Xiao Chui Huo y Odín se volvieron hacia Quinn, casi enloquecido, entrecerrando los ojos.

—¡Volcán de Meteoritos!

—¡Aurora Supernova!

Bajo la explosión de llamas y luz infinitas, Quinn quedó envuelto directamente en ellas.

Wuzang y los demás que habían subido miraron atónitos esta escena.

Jiang Ning estaba desconcertada: —¿Cómo es que Quinn...?

Lance sonrió con amargura: —No hay mayor tristeza que un corazón muerto. Lo vio y lo entendió. El equivocado era él.

—Así que eligió una muerte adecuada para él. En comparación con ser odiado, prefiere que sus amigos y hermanos no se entristezcan ni lo lamenten.

Wuzang tenía una expresión compleja, guardó silencio y no dijo nada.

Freya miró atónita esta escena, sus ojos llenos de incredulidad, y luego una ira ardiente surgió en su corazón.

—¡Cómo es posible! ¿Cómo pudo ser él? ¿Presidente Quinn? ¿Él... él era el topo de la Estrella Sagrada? ¿El clavo más profundo?

—¡Todos confiaban tanto en él! ¡Él trabajaba tan dedicadamente por la humanidad! ¿Cómo pudo ser? ¿Por qué?

Freya golpeaba el suelo con furia, mordiendo sus dientes, sin poder creer que Quinn dijera esas palabras y, además, aprovechara la oportunidad de proteger el núcleo estelar para atacarlo.

Las llamas y la luz se agitaban. Quinn miró la mirada llena de odio de Freya hacia él.

Esbozó una leve sonrisa y cerró los ojos tranquilamente.

Sí, así está bien.

A este mundo cruel, vengo una vez, y nunca más volveré.

La energía vital se desvaneció por completo, su cuerpo fue completamente incinerado por las llamas y esparcido por el espacio estelar.

Quinn cayó.

Kupo observó fijamente esta escena, apretó los puños, se acercó a Freya y le dio unas palmaditas en el hombro para consolarla.

—Quizás... cada uno tiene lo que quiere, cada uno tiene su propia elección. No podemos controlar la voluntad de nadie.

—Déjalo ir. También pagó el precio por sus actos, ¿no?

Freya tenía los ojos enrojecidos, mordiendo sus dientes, aún murmurando sin cesar: —¿Cómo pudo ser? ¿Cómo pudo ser él?

Kupo guardó silencio. Nunca le diría a Freya que aquella noche Quinn incluso estuvo dispuesto a renunciar a la oportunidad de ser el rey humano.

Quería salvar a Kupo. Quinn estaba protegiendo a las personas que le importaban a su manera, solo que tomó el camino equivocado.

Lo que quería dar no era lo que Kupo y Freya querían.

Quinn eligió morir como traidor. En el resto de la vida de Freya, finalmente irá olvidando lentamente a Quinn, y su sonrisa no llevará pesadez, solo ligereza.

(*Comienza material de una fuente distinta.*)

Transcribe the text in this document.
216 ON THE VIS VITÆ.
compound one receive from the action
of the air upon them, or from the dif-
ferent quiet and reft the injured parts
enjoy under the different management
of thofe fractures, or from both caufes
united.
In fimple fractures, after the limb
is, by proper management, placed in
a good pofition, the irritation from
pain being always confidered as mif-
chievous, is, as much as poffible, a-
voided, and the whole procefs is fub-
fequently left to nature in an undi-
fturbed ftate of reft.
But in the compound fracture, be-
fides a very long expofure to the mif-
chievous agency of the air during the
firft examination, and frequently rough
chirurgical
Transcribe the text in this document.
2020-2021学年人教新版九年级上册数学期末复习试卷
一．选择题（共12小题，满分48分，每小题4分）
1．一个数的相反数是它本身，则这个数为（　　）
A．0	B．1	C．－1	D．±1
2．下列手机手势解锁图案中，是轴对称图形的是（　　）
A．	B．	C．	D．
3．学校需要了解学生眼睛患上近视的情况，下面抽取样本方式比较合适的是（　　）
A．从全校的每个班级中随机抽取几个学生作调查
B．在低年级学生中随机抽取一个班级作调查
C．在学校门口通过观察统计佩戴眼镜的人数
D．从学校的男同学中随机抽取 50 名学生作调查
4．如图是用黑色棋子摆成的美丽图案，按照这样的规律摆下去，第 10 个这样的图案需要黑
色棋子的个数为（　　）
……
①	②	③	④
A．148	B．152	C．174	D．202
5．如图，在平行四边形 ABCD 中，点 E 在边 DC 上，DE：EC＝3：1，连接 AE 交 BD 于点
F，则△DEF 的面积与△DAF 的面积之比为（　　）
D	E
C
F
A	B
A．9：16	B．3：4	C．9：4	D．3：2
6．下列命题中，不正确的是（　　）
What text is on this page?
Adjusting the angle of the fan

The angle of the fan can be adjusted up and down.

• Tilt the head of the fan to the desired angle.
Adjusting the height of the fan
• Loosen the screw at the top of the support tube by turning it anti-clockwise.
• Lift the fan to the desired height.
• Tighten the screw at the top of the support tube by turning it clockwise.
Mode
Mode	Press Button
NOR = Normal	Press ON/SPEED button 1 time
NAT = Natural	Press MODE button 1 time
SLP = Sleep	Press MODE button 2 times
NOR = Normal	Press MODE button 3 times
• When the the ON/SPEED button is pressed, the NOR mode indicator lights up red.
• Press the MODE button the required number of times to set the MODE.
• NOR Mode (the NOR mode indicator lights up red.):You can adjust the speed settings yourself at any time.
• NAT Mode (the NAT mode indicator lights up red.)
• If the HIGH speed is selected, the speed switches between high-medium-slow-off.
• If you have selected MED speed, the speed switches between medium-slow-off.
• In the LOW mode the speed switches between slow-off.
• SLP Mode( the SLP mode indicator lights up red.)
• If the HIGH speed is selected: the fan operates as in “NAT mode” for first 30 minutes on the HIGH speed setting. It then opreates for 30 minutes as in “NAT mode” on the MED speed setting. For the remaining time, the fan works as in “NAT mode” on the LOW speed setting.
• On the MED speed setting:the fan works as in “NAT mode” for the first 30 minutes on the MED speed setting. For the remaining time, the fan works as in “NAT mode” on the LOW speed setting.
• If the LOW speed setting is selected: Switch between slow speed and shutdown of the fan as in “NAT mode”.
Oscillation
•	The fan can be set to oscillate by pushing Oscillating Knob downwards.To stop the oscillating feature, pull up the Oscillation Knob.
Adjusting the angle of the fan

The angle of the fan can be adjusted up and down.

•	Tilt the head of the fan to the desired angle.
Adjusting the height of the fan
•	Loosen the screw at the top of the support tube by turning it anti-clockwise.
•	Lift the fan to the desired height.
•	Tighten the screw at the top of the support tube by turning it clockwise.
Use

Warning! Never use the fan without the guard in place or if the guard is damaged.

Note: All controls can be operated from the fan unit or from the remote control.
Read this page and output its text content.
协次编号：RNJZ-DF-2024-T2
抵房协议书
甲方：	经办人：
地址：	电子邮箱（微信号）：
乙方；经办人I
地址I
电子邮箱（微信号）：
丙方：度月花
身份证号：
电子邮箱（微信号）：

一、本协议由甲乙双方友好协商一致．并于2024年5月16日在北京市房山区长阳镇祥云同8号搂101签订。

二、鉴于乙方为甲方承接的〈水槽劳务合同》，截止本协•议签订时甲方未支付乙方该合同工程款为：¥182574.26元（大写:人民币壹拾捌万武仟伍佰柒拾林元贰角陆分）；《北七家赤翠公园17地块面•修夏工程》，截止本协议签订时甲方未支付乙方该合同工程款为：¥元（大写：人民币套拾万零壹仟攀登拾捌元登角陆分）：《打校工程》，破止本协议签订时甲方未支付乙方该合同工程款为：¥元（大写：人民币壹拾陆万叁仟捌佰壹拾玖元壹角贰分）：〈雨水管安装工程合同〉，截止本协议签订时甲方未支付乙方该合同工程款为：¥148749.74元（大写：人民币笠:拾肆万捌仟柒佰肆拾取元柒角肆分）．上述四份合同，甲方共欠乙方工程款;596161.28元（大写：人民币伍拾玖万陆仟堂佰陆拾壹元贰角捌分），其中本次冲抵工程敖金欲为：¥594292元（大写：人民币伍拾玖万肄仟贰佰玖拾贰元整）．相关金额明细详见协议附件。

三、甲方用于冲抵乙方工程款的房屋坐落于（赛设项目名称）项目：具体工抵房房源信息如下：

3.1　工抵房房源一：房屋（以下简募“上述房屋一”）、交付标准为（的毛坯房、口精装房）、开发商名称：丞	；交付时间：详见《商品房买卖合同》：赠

No como una muerte trágica, como una espina clavada en su corazón que no podrá olvidar hasta su muerte.

Esa mirada que intercambió con Quinn, Kupo ya la había entendido.

Quizás lo último que quería proteger era la sonrisa ligera de sus amigos en el resto de sus vidas.

En cuanto a la verdad, que se pudra para siempre en el estómago.

Jiangnan miró a Quinn, que se desvanecía, con una expresión compleja. Luego dirigió su mirada a Jing Lie y los demás, y sacudió la Espada Matadioses.

—Entonces te ganaré a ti. Seguiré ganando, hasta el día en que nadie en el universo pueda presionarme.

—También debemos terminar esta batalla.